If you have something that says START HERE, the language has a stronger directive quality thus making for a better click through – directing users to an obvious, central location with all of the how-to-use info in a single click.
So a bit of backtracking, I just read completely through your links about the banner topic pop up…
That’s a great idea!!
I think it’s better than the START HERE page I floated in a previous post.
Glad to see some more serious discussions about this topic. I come here on a regular basis and only use this place for help when I am drastically stuck and even then sometimes I feel bad because I’m not just looking for code. But the nature of programming also means that you don’t know what you don’t know, and therefore when a problem arises sometimes you are left with only intuition to solve a problem, which at the start will not be of much use.
However we then have people who come here posting questions expecting code for homework assignments.
The issue is that it may cause people who are not necessarily familiar with the forum to avoid it, as genuine questions may be considered homework help!
We should really be encouraging people to post questions and for others to reply with code as that ultimately I feel is what the coding community should be about.
But is it really possible to know if a questions is homework, unless a lecturer or teacher chimes in, and says hey don’t answer that, thats my homework assignment!
I am not sure that the 3 dots glyph (above, right) is easy to understand; this glyph is usually (see android material design) for settings…
FAQ is not exactly what we are talking about; better could be RULES
Sub category for « RULES» is « ASKING », another one (among others!) « ANSWERING »
Students or not students have to respect these rules
We ll never know why somebody is asking and why
We have to explain to everybody, students or not students that:
a) he has to verify wether this question was already posted (searching the forum)= as for me i am tired out to answer ten times to the same question…
b) he has to verify that the question is not solved by the p5 examples: dont ask for « how to put video » or « what is setup() »

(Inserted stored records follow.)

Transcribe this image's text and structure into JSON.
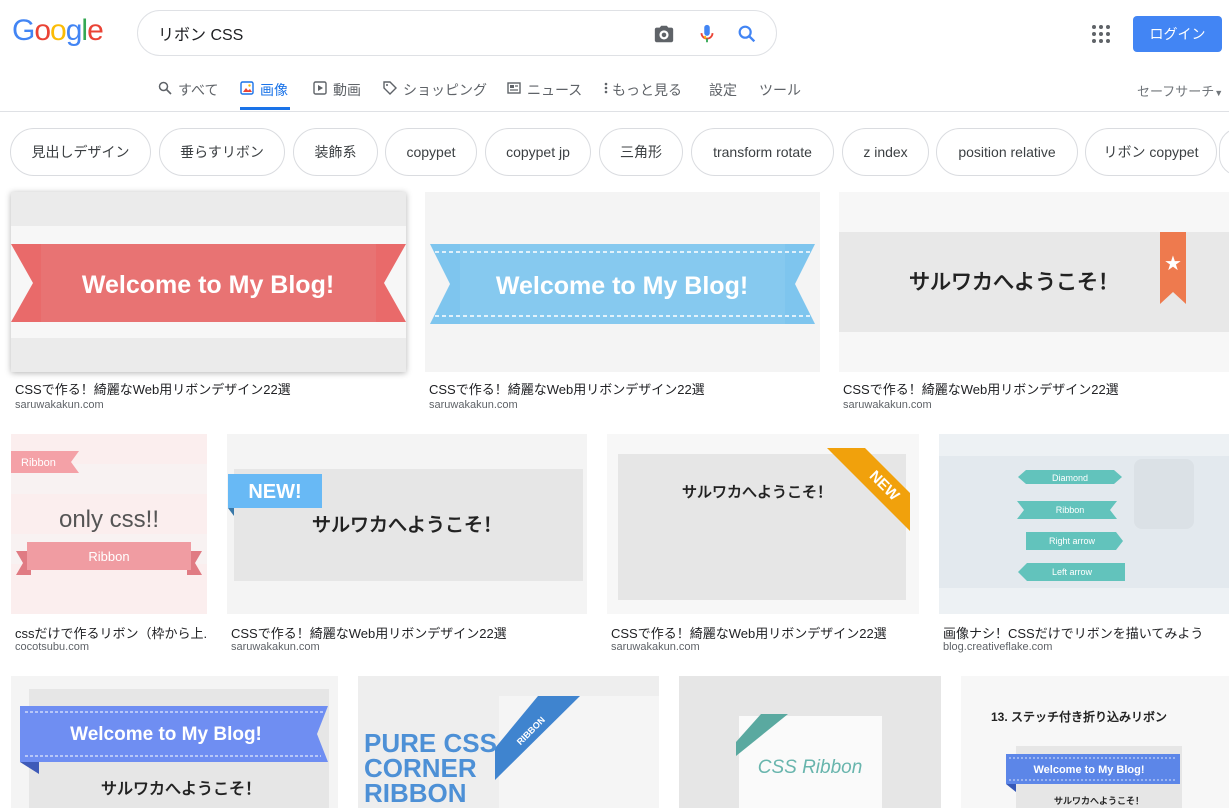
{
  "search": {
    "query": "リボン CSS"
  },
  "header": {
    "login_label": "ログイン",
    "logo_letters": [
      "G",
      "o",
      "o",
      "g",
      "l",
      "e"
    ],
    "logo_colors": [
      "#4285f4",
      "#ea4335",
      "#fbbc05",
      "#4285f4",
      "#34a853",
      "#ea4335"
    ]
  },
  "tabs": [
    {
      "label": "すべて",
      "icon": "search-icon"
    },
    {
      "label": "画像",
      "icon": "image-icon"
    },
    {
      "label": "動画",
      "icon": "video-icon"
    },
    {
      "label": "ショッピング",
      "icon": "tag-icon"
    },
    {
      "label": "ニュース",
      "icon": "news-icon"
    },
    {
      "label": "もっと見る",
      "icon": "more-vert-icon"
    },
    {
      "label": "設定"
    },
    {
      "label": "ツール"
    }
  ],
  "safe_search": "セーフサーチ",
  "chips": [
    "見出しデザイン",
    "垂らすリボン",
    "装飾系",
    "copypet",
    "copypet jp",
    "三角形",
    "transform rotate",
    "z index",
    "position relative",
    "リボン copypet"
  ],
  "results": [
    {
      "caption": "CSSで作る！綺麗なWeb用リボンデザイン22選",
      "site": "saruwakakun.com",
      "text": "Welcome to My Blog!"
    },
    {
      "caption": "CSSで作る！綺麗なWeb用リボンデザイン22選",
      "site": "saruwakakun.com",
      "text": "Welcome to My Blog!"
    },
    {
      "caption": "CSSで作る！綺麗なWeb用リボンデザイン22選",
      "site": "saruwakakun.com",
      "text": "サルワカへようこそ！"
    },
    {
      "caption": "cssだけで作るリボン（枠から上...",
      "site": "cocotsubu.com",
      "text": "only css!!",
      "tag": "Ribbon",
      "ribbon": "Ribbon"
    },
    {
      "caption": "CSSで作る！綺麗なWeb用リボンデザイン22選",
      "site": "saruwakakun.com",
      "text": "サルワカへようこそ！",
      "tag": "NEW!"
    },
    {
      "caption": "CSSで作る！綺麗なWeb用リボンデザイン22選",
      "site": "saruwakakun.com",
      "text": "サルワカへようこそ！",
      "tag": "NEW"
    },
    {
      "caption": "画像ナシ！CSSだけでリボンを描いてみよう",
      "site": "blog.creativeflake.com",
      "items": [
        "Diamond",
        "Ribbon",
        "Right arrow",
        "Left arrow"
      ]
    },
    {
      "text": "Welcome to My Blog!",
      "text2": "サルワカへようこそ！"
    },
    {
      "lines": [
        "PURE CSS",
        "CORNER",
        "RIBBON"
      ],
      "tag": "RIBBON"
    },
    {
      "text": "CSS Ribbon"
    },
    {
      "title": "13. ステッチ付き折り込みリボン",
      "text": "Welcome to My Blog!",
      "text2": "サルワカへようこそ！"
    }
  ]
}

c) he has to be as precise as possible for the hardware context or OS
d) he has to avoid too general questions or tag them « general discussion », or « project guidance »: in these cases he has to know that he will only get general answers
e) If he wants more precise answers he has to show what he has already tried and put his code; if he gets some error he has to put the error code. In any cases he has to provide only the code snippet which generates the error: simplify!!!
When answering the reverse is true
a) dont put complete code if not any code was present in the question
b) dont try to replace some teacher, except for general things (cut your problem in littles pieces and so on) - This community is not designed to replace university!
c) if you put code, add comments.
and this general question: what exactly are we wanting to avoid for students?